There’s been a decent amount of discussion about prototype based programming lately, with two new projects called Prothon and Slate getting most of the press. So all of this gets the question, what the hell is a prototype based programming language? There’s a definition in the Wikipedia which can shed a bit of light on it. The description of Self from the Self site gets a bit heady, but their explanation of the fundamental nature of message passing and the benefits provided in terms of maintenance are worth the time. If you’re looking for a really quick description check out the Prothon description. Or go searching through the resources for any of the other prototype based languages.. there seem to be quite a few. Most of them I’ve never even heard of.
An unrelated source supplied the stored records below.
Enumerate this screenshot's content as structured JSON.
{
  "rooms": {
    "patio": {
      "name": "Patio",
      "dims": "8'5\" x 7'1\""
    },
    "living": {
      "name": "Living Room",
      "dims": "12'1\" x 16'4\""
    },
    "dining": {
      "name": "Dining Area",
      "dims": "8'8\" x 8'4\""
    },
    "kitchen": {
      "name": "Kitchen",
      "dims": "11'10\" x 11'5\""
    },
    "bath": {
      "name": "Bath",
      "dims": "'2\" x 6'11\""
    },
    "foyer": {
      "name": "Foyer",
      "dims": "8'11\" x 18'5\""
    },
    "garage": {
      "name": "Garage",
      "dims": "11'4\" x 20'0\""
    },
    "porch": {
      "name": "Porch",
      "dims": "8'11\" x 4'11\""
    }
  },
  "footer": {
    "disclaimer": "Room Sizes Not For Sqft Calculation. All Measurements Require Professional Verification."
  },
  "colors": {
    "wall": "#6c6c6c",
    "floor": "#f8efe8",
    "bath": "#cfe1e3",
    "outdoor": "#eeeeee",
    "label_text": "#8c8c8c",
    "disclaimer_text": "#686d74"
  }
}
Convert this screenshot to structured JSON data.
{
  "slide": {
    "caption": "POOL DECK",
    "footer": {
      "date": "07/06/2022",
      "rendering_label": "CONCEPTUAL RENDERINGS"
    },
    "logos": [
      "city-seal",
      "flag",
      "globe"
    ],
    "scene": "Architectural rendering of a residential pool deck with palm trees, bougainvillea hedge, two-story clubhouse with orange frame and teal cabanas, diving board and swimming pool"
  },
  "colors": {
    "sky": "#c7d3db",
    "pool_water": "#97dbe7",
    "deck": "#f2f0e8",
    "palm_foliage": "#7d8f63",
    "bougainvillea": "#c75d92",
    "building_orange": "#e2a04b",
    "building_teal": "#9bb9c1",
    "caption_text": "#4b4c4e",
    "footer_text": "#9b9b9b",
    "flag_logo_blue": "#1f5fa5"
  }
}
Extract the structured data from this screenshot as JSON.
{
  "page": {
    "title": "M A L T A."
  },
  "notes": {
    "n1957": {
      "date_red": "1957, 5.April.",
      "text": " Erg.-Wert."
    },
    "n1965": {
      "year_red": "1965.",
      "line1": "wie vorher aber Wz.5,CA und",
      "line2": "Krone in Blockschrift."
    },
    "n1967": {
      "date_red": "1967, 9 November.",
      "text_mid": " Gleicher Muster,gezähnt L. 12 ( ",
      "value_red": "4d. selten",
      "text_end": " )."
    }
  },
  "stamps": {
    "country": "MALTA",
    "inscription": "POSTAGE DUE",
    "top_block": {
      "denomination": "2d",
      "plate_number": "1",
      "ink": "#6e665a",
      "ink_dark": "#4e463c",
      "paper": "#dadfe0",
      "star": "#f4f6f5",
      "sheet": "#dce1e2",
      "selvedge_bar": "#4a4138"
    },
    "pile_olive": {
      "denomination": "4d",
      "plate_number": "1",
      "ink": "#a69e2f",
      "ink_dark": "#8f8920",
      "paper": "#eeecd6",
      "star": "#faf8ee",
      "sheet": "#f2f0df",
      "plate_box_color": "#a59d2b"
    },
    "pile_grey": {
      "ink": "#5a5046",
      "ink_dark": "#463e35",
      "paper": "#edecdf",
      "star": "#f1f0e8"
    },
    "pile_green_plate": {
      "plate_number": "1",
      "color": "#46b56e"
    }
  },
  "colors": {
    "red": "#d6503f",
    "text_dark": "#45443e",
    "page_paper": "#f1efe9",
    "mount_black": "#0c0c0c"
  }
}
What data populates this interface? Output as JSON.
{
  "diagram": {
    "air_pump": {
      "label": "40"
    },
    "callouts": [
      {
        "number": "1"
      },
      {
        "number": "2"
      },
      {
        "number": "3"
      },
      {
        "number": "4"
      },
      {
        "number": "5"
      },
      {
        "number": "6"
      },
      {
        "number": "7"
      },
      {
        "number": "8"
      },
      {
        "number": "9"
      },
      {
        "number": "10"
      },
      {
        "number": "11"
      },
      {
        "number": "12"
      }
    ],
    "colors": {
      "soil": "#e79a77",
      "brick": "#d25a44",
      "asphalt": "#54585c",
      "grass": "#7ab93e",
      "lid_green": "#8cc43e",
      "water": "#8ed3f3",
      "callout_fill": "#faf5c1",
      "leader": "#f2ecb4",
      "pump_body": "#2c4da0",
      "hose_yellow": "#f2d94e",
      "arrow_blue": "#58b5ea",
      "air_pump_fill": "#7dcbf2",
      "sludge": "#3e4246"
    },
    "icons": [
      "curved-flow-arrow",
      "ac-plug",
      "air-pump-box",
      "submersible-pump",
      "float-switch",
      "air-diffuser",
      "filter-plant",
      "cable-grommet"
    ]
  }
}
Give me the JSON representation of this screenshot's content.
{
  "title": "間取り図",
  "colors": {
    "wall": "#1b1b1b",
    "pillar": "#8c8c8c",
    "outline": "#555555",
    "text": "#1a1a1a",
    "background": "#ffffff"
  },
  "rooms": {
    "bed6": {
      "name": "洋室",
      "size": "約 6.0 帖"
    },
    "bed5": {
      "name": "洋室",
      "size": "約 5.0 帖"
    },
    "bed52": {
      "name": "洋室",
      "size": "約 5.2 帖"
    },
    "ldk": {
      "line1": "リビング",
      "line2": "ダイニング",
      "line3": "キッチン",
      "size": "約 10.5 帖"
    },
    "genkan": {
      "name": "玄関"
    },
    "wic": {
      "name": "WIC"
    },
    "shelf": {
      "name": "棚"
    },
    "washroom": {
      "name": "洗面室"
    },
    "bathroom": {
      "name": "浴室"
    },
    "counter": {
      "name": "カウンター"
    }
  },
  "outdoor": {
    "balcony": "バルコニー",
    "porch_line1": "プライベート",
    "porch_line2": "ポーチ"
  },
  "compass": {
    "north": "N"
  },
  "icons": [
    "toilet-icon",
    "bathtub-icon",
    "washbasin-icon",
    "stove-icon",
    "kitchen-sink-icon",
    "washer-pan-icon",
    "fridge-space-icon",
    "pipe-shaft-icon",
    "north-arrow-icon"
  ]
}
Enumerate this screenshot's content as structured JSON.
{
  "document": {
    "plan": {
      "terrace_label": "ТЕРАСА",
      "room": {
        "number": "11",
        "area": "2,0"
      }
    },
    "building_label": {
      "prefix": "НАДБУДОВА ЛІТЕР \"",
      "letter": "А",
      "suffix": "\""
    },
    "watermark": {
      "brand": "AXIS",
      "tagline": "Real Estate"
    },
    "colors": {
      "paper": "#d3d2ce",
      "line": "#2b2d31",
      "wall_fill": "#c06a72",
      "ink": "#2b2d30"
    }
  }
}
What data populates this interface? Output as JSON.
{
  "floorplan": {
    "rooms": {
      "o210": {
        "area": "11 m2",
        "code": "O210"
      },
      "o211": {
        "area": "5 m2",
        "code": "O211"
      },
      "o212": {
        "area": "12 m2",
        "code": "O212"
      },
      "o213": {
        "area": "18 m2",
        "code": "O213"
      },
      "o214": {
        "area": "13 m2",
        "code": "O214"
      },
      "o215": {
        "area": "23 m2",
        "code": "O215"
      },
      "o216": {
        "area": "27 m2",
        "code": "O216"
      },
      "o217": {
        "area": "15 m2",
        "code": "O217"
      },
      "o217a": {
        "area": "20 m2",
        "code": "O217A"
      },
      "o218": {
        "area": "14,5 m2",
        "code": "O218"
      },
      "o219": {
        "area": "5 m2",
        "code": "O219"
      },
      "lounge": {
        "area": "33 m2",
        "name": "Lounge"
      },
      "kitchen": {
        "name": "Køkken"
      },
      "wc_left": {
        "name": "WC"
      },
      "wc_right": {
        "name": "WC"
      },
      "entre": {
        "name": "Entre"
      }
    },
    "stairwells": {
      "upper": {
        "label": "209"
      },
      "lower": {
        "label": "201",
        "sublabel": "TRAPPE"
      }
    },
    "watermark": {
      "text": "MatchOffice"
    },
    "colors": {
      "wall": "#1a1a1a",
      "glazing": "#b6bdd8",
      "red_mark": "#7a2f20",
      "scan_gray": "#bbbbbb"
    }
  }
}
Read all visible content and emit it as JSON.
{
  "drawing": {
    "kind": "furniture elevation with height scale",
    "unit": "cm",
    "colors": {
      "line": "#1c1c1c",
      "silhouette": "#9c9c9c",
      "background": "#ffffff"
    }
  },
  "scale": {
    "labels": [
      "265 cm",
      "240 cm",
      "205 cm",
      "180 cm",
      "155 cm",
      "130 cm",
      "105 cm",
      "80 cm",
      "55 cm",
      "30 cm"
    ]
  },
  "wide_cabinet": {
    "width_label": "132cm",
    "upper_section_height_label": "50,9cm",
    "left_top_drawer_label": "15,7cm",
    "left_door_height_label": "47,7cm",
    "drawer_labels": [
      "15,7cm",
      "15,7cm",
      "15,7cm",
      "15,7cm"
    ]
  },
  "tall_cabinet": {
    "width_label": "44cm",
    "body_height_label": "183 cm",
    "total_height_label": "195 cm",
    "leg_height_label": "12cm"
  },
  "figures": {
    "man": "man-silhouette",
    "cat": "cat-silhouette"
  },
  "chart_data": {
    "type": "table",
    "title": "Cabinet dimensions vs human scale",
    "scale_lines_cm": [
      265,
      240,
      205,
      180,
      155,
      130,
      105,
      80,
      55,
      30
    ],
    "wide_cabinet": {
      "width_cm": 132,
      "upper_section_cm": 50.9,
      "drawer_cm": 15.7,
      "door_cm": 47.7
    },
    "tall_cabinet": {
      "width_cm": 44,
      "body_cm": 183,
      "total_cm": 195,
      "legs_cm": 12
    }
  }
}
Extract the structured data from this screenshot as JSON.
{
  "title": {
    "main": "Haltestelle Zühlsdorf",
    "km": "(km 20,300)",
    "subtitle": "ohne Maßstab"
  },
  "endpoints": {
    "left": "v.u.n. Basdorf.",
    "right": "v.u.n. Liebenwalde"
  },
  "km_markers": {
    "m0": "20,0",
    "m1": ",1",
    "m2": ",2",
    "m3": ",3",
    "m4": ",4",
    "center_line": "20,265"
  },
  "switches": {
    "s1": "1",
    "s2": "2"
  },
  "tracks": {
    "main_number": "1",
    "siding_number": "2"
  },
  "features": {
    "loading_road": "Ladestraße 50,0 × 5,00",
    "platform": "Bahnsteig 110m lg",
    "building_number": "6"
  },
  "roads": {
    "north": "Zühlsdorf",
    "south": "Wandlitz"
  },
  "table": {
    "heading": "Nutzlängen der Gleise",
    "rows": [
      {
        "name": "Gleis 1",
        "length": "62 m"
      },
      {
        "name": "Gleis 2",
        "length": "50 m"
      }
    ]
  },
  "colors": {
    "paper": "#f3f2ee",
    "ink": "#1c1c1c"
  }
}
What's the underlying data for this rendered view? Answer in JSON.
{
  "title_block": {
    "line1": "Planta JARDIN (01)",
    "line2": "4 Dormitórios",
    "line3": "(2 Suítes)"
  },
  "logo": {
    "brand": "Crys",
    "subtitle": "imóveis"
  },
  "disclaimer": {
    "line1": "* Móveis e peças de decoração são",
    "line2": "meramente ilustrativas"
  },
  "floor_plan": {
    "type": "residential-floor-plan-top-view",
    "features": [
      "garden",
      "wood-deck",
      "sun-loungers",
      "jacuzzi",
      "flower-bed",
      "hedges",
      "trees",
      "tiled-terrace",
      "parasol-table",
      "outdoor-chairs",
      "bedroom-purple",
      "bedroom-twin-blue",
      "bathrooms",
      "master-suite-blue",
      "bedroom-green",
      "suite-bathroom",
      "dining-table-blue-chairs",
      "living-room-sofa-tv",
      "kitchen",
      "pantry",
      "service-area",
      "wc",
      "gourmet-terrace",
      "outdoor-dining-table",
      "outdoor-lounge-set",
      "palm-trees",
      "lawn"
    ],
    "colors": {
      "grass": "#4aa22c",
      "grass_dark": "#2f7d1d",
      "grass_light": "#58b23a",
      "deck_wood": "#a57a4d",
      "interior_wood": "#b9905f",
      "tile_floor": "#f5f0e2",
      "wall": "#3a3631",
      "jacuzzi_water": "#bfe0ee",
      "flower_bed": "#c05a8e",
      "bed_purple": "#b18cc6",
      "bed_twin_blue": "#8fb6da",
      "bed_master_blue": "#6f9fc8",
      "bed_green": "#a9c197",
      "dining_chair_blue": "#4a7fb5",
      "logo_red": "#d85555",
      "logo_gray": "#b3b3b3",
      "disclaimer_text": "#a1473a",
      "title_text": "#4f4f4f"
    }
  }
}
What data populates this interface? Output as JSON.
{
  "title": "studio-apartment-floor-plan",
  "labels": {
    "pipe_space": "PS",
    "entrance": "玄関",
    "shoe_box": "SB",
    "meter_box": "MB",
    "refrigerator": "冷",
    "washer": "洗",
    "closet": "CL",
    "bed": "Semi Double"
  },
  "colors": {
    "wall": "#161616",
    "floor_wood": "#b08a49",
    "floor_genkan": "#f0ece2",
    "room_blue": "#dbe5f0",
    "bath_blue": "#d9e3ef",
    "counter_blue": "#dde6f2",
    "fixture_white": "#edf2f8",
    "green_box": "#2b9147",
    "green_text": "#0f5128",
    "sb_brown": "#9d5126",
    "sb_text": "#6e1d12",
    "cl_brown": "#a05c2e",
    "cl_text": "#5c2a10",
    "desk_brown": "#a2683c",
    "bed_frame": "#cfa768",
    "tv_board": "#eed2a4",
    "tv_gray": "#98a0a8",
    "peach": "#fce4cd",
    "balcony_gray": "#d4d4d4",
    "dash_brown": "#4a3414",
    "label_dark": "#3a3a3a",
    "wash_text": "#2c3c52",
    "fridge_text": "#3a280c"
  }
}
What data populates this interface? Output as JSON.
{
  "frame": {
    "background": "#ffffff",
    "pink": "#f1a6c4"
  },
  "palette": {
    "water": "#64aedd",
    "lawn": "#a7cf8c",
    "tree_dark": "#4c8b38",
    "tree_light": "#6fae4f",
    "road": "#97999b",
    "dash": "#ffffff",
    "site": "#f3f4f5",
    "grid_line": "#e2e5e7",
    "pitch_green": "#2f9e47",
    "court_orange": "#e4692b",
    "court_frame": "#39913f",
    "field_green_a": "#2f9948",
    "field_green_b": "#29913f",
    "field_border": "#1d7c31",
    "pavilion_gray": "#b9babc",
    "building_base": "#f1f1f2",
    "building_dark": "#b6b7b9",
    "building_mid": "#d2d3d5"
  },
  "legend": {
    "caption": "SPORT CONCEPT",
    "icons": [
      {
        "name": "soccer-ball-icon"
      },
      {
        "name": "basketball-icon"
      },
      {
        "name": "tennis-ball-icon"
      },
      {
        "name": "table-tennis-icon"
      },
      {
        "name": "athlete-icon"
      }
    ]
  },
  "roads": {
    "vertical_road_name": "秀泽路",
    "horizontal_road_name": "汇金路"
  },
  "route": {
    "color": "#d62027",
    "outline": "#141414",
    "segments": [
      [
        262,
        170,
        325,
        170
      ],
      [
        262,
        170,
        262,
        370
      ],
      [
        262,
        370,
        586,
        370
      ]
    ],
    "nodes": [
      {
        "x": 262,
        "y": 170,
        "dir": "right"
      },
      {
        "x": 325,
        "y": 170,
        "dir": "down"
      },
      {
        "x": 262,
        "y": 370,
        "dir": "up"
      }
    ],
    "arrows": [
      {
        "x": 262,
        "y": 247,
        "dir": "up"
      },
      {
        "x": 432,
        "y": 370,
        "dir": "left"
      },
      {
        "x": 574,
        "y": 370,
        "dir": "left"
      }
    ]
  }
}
My main question is why is there a sudden surge in interest for these languages? Are people just now coming to see the benefits? I hadn’t heard of prototype based objects before, so maybe the concepts just got laid in front of the right people at the right time. Self seems to be a very young system, so maybe the concepts weren’t well explored yet. But given the capabilities of the systems, such as being able to change behavior of objects “on the fly” and the ability to include active variables implicitly (see the Self paper for why this is), I’m wondering if the interest stems somewhat from the System Oriented Architecture and Web Services pushes going on. When your business process becomes an always on application of distributed objects you have a strong motivator to search for the ultimate runtime flexibility so you can fix problems with the system still up and running. Just a thought. To me it seems there’s a very good match there.